"I shall have to be very frank with you," said Esther. "But you will remember, won't you, that it is in confidence?"
"Yes, ma'am," said Moore. He had never fully risen above former conditions of servitude when he ran errands and shovelled paths for Addington gentry. "You can rely on me."
"My aunt," said Esther delicately, with an air of regret and several other picturesque emotions mingled carefully, "my aunt has one delusion. It is connected with this necklace, which she certainly did possess at one time. She imagines things about it, queer things, where it went and where it is now. But you mustn't let her tell you about it, and if she insists you mustn't allow it to get into print. It would be taking advantage, Mr. Moore. Truly it would." And as a magnificent concession she drew forward a chair, and Weedon, without waiting to see her placed, sank into it and put his hands on his knees. "You must promise me," Esther half implored, half insisted. "It isn't I alone. It's everybody that knows her. We can't, in justice to her, let such a thing get into print."
Weedon was much impressed, by her beauty, her accessibility and his own incredible position of having something to accord. But he had a system of mental bookkeeping. There were persons who asked favours of him, whom he put down as debtors. "Make 'em pay," was his mentally jotted note. If he did them an obliging turn, he kept his memory alert to require the equivalent at some other time. But he did not see how to make Esther pay. So he could only temporise.

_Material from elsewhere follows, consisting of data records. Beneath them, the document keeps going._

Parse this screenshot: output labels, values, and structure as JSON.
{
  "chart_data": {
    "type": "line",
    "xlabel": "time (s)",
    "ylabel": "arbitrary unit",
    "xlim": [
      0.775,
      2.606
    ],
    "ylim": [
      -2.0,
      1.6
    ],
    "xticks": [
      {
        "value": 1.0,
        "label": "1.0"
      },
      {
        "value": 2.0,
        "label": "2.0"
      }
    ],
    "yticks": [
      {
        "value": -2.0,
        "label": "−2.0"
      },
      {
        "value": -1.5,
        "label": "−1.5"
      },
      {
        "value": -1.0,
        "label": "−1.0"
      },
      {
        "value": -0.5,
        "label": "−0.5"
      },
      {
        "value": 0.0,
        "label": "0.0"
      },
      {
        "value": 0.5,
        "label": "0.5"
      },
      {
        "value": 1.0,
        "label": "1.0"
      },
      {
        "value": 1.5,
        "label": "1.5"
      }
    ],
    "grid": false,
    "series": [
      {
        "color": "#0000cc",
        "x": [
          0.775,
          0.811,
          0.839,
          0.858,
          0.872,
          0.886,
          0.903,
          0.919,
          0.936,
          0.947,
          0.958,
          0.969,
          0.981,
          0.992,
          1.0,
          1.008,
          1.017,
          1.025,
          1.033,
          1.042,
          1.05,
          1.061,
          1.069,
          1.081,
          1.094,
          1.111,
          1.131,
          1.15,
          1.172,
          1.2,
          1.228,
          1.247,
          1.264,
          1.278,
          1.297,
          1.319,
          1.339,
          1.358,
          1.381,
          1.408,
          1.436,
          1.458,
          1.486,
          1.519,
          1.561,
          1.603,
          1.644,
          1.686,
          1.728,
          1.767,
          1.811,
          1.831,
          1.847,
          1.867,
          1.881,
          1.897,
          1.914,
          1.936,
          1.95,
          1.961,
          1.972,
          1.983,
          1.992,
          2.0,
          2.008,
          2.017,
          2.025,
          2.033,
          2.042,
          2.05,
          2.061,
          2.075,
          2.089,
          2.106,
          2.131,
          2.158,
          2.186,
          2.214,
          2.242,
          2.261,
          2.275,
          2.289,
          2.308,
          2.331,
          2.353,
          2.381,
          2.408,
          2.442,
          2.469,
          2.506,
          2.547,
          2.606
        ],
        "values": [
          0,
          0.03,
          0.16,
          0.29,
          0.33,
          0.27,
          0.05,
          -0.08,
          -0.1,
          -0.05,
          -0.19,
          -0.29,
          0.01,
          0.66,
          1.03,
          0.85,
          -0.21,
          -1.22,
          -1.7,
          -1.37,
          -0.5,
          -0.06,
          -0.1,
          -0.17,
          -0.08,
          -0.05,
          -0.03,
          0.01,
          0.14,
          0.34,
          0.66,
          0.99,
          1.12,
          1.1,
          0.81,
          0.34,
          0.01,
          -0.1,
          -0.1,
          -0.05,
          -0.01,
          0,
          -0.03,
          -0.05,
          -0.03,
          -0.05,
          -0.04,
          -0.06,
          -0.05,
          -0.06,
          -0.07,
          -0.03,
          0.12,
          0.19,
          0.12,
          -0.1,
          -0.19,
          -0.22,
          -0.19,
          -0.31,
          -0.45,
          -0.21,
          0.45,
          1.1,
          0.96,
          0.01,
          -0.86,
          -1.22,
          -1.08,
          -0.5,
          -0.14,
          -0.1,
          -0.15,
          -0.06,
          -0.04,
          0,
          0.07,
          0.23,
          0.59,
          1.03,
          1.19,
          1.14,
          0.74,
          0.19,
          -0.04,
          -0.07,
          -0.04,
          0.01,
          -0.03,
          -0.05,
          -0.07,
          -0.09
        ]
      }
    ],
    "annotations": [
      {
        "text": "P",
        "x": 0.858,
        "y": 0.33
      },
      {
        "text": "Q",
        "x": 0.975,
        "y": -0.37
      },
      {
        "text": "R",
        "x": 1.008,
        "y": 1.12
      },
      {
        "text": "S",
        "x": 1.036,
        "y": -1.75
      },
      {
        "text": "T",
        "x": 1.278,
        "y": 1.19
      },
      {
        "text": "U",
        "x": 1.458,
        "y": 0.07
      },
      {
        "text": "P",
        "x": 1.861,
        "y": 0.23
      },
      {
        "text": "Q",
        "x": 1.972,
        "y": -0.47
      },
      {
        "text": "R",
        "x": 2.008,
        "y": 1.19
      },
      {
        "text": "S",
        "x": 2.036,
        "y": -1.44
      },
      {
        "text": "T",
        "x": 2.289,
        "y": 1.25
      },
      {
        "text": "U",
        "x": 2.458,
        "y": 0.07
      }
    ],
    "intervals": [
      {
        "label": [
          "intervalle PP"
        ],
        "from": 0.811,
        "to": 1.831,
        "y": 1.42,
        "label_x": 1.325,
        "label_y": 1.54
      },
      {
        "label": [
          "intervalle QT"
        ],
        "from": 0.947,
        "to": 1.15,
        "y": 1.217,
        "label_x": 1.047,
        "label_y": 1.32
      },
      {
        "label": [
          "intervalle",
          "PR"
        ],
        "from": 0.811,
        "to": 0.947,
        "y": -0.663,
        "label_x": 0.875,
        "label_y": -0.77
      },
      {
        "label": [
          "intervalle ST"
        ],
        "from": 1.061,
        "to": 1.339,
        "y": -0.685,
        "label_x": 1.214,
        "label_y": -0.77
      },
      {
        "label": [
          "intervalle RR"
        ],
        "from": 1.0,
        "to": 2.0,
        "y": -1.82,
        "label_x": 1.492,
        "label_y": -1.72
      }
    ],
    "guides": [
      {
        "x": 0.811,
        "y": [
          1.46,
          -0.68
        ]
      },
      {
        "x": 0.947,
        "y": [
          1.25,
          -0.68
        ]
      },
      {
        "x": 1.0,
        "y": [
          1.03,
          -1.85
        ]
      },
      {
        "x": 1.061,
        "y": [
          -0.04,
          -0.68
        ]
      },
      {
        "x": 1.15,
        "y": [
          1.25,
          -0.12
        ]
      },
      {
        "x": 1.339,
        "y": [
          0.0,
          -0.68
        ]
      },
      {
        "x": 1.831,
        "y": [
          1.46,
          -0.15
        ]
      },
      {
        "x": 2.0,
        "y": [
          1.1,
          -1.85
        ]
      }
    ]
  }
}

"I'd give anything to oblige you, Mrs. Blake," he said, "anything, I assure you. But I have to consider the paper. I'm not alone there, you know. It's a question of other people."
Esther was familiar with that form of withdrawal. She herself was always escaping by it.
"But you own the paper," she combated him. "Everybody says so."
"I have met with a great deal of misrepresentation," he replied solemnly. "Justice is no more alive to-day than liberty." Then he remembered this was a sentence he intended to use in his speech to-night on the old circus-ground, and added, as more apposite, "I'd give anything to serve you, Mrs. Blake, I assure you I would. But I owe a certain allegiance—a certain allegiance—I do, really."
With that he made his exit, backing out and bowing ridiculously over his hat. And Esther had hardly time to weigh her defeat, for callers came. They began early and continued through the afternoon, and they all asked for Madame Beattie. It was a hot day and Madame Beattie, without her toupée and with iced eau sucrée beside her, was absorbedly reading. She looked up briefly, when Sophy conveyed to her the summons to meet lingering ladies below, and only bade her: "Excuse me to them. Say I'm very much engaged."
Then she went on reading. Esther, when the message was suavely but rather maliciously delivered by Sophy, who had a proper animosity for her social betters, hardly knew whether it was easier to meet the invaders alone or run the risk of further disclosure if Madame Beattie appeared. For though no word was spoken of diamonds or interviews or newspapers, she could follow, with a hot sensitiveness, the curiosity flaring all over the room, like a sky licked by harmless lightnings. When a lady equipped in all the panoply of feminine convention asked for grandmother's health, she knew the thought underneath, decently suppressed, was an interest, no less eager for being unspoken, in grandmother's attitude toward the interview. Sometimes she wanted to answer the silent question with a brutal candour, to say: "No, grandmother doesn't care. She was perfectly horrible about it. She only laughed." And when the stream of callers had slackened somewhat she telephoned Alston Choate, and asked if he would come to see her that evening at nine. She couldn't appoint an earlier hour because she wasn't free. And immediately after that, Reardon telephoned her and asked if he might come, rather late, he hesitated, to be sure of finding her alone. And when she had to put him off to the next night, he spoke of the interview as "unpardonable ". He was coming, no doubt, to bring his condolence.